Democrats need to bow to that reality, too — not by giving up on a higher minimum wage, but by seeking to raise it to a somewhat more modest figure than $15 per hour. Such a compromise might even attract Republican support. Sens. Mitt Romney (R-Utah) and Tom Cotton (R-Ark.) have three GOP co-sponsors for their bill to raise the federal minimum to $10 per hour over five years. Like the Democratic plan, the Romney-Cotton bill would preserve the minimum wage’s value in real terms with periodic automatic increases after the five-year phase-in. This is already within one dollar of Mr. Manchin’s recommended $11 minimum. Meanwhile, self-styled populist Sen. Josh Hawley (R-Mo.) has said he could support a higher minimum wage, though he would limit the $15 minimum to companies with sales of $1 billion or more.

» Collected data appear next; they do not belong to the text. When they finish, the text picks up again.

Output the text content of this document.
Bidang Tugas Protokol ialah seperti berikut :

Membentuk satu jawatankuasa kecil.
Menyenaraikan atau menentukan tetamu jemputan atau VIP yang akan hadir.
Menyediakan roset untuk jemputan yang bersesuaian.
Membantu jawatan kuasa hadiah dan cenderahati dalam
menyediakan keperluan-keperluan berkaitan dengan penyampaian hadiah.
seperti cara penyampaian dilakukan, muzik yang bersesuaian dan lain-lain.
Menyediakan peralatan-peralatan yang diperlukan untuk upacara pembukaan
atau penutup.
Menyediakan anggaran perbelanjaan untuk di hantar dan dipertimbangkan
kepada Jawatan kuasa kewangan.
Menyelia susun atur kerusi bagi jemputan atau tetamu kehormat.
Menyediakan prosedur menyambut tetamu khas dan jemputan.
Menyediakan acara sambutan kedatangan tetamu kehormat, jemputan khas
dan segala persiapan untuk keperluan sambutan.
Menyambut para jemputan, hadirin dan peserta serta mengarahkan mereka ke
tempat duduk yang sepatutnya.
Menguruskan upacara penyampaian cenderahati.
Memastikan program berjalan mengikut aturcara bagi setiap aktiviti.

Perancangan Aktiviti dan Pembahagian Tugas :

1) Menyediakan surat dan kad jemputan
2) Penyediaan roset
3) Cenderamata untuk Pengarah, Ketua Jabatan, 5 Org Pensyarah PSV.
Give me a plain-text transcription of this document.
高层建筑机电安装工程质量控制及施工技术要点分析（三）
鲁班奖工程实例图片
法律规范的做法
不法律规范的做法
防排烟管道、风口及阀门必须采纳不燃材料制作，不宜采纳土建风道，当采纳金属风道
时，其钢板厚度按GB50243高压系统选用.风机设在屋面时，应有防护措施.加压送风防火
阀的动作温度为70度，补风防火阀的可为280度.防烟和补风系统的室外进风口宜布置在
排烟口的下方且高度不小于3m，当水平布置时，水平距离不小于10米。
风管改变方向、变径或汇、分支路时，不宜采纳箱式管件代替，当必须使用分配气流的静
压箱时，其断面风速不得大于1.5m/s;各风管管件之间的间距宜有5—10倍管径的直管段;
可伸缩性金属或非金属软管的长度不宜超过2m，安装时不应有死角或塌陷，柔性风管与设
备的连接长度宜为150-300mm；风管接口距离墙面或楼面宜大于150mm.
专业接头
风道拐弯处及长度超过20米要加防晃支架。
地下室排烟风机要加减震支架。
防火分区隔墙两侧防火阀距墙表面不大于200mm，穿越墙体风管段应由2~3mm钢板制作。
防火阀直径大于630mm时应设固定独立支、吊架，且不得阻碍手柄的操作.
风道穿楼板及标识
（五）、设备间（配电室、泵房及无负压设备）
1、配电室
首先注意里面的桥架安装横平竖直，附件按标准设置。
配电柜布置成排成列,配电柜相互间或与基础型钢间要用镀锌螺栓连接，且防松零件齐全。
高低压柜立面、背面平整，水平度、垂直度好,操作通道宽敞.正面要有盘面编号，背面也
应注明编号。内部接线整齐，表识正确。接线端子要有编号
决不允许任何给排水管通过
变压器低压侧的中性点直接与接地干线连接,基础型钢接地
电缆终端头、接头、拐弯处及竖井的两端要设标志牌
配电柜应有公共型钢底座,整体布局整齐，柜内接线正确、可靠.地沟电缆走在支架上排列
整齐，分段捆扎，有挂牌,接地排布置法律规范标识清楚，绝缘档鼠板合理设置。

The point is that there is growing bipartisan recognition in the Senate that the federal minimum, last raised 11½ years ago, has lost about a third of its purchasing power since 1970, and that something should be done about it. Yet there is also concern — justified, in our view — about the job-destroying potential of going to $15 everywhere in the country by 2025. A recent Congressional Budget Office report found that the Democratic proposal would indeed lift nearly 1 million workers out of poverty but also reduce labor demand to the tune of 1.4 million jobs. This is not surprising given that the $15 minimum would likely represent an unprecedented level of 60 percent of the median wage, assuming modest overall compensation growth between now and 2025. The percentage would be even higher in low-cost states, and of course the adjustment would be toughest for small restaurants and other mom-and-pop businesses. By comparison, the minimums in most of the United States’ peer countries cover between 45 percent and 50 percent of the median.
That would be a useful benchmark for U.S. lawmakers, too, if they are looking for a way to maximize benefits of a higher minimum while minimizing job loss — bearing in mind that the latter risk is borne by low-income workers. Further support for the working poor should come through permanent increases to the earned-income tax credit, a federal wage subsidy that the Democratic-backed stimulus package already boosts, but for one year only. Progressives have made $15 a national cause, and their movement has greatly raised awareness regarding the federal minimum’s stagnation. Now is the time, though, for those in favor of a higher minimum to practice the art of the possible.